When you were writing Redress were you concerned that the serial killer genre had gone as far as it could go, or were you confident you had something new to say?
I don’t enjoy serial killer material particularly, either on page or on the screen, and I guess weirdly, had never thought of this as a serial killer story. This question mostly proves just how much distance there can be between intention and perception! It’s certainly not a genre I would expect to approach again, but sometimes stories tell themselves a certain way.

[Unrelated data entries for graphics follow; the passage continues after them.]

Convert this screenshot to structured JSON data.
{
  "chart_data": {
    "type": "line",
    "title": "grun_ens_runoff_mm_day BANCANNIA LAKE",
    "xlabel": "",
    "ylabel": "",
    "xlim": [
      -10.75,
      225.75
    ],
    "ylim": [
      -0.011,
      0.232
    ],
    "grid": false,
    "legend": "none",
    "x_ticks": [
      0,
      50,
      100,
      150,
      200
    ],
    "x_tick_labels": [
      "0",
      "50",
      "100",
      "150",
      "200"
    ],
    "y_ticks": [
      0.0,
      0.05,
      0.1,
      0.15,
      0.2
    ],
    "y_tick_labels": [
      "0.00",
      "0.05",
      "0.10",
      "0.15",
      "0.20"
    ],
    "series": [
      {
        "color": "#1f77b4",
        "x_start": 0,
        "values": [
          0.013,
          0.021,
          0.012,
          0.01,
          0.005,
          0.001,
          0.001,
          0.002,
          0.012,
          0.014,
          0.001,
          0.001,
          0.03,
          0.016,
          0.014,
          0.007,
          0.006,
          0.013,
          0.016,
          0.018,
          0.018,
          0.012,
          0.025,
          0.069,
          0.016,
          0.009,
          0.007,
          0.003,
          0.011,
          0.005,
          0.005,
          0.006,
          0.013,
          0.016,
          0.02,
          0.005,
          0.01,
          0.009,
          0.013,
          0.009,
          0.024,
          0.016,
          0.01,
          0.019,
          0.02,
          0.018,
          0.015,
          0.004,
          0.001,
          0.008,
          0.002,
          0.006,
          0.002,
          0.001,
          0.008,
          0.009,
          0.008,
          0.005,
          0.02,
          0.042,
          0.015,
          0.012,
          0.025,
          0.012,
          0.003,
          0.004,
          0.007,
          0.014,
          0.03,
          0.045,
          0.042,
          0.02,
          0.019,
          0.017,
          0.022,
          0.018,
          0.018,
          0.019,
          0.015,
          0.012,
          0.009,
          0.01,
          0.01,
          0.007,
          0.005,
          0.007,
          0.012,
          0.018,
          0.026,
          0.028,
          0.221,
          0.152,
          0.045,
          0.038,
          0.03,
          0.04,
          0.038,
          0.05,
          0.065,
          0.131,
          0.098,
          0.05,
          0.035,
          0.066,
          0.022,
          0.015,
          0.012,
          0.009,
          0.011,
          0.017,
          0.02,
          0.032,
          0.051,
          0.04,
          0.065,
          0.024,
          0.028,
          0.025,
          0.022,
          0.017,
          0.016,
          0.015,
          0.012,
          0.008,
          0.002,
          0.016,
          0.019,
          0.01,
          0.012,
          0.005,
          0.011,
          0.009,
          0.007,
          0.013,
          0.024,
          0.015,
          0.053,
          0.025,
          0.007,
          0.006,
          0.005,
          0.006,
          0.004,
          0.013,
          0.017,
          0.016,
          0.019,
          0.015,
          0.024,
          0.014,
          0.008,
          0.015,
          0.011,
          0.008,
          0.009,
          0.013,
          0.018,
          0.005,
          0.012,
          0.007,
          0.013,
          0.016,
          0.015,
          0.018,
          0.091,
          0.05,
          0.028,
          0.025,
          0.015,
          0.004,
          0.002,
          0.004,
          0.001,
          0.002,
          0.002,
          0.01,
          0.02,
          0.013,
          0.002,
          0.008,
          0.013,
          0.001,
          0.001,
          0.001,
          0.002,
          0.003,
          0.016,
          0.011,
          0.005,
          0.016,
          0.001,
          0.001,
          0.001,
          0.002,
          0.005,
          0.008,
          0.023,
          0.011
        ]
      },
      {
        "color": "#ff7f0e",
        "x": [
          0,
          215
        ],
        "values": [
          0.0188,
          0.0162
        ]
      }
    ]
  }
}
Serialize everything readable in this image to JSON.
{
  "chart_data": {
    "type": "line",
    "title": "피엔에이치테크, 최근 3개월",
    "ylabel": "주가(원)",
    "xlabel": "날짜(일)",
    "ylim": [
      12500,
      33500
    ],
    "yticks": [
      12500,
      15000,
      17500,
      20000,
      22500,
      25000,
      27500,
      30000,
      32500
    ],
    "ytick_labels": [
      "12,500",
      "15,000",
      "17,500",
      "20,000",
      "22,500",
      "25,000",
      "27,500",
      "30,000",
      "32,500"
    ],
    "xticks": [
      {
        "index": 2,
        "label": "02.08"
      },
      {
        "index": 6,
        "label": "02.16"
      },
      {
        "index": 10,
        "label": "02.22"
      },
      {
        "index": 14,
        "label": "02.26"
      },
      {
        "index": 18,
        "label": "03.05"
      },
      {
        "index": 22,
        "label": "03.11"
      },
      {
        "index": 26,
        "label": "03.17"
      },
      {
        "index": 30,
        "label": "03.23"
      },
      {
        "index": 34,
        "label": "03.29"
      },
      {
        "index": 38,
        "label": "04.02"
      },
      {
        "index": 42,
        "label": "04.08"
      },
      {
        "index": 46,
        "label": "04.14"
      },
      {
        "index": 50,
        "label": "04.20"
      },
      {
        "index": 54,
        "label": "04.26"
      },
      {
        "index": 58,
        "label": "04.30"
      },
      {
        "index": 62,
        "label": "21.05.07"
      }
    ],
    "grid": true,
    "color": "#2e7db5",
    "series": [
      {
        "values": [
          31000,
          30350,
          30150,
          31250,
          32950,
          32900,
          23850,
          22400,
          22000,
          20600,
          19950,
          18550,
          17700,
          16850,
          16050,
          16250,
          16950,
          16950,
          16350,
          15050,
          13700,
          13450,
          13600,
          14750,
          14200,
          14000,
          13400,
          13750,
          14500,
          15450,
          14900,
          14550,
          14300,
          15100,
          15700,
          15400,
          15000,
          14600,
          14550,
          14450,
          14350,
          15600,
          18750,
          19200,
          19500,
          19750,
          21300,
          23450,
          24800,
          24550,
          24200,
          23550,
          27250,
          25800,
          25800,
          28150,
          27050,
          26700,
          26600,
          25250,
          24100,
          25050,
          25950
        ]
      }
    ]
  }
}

Are you happy to be known as a horror author?
Sure. I’m a horror fan and I would hate to sell the genre short in any media, but then again, I’ve seen plenty of other writers find it hard to lose a tag when they choose to write in other genres. I appreciate there’s a real need to pigeon-hole people and I think I’d rather focus on developing as a writer and let the labelling come as it may. Of course, after the next book, I think it might be hard to deny the horror tag!

Who are your favourite authors?
Ray Bradbury has always been top of the list. I also adored Michael Marshall Smith’s short stories, likewise Jim Crace for Devil’s Larder and Clive Barker for the Books of Blood, Richard Brautigan, Alasdair Gray, Andrew Greig, Terry Pratchett, Graham Masterton, Sara Sharpe, Roger McGough, Mervyn Peake. And Iain Banks, of course!

Do you also write short fiction?
I do and for some reason, it’s mostly when I’m livid about something. It’s so much cheaper than therapy! But then when I leave it alone for a while and go back, very often there’s the nugget of a story in there that merits a little more attention.

And finally, how can fans keep up to date with you?
Fans? Hurrah!! My publisher is Beautiful Books and through that you can check out the imprint sites – Redress is through Burning House and the Read by Dawn anthologies are under Bloody Books.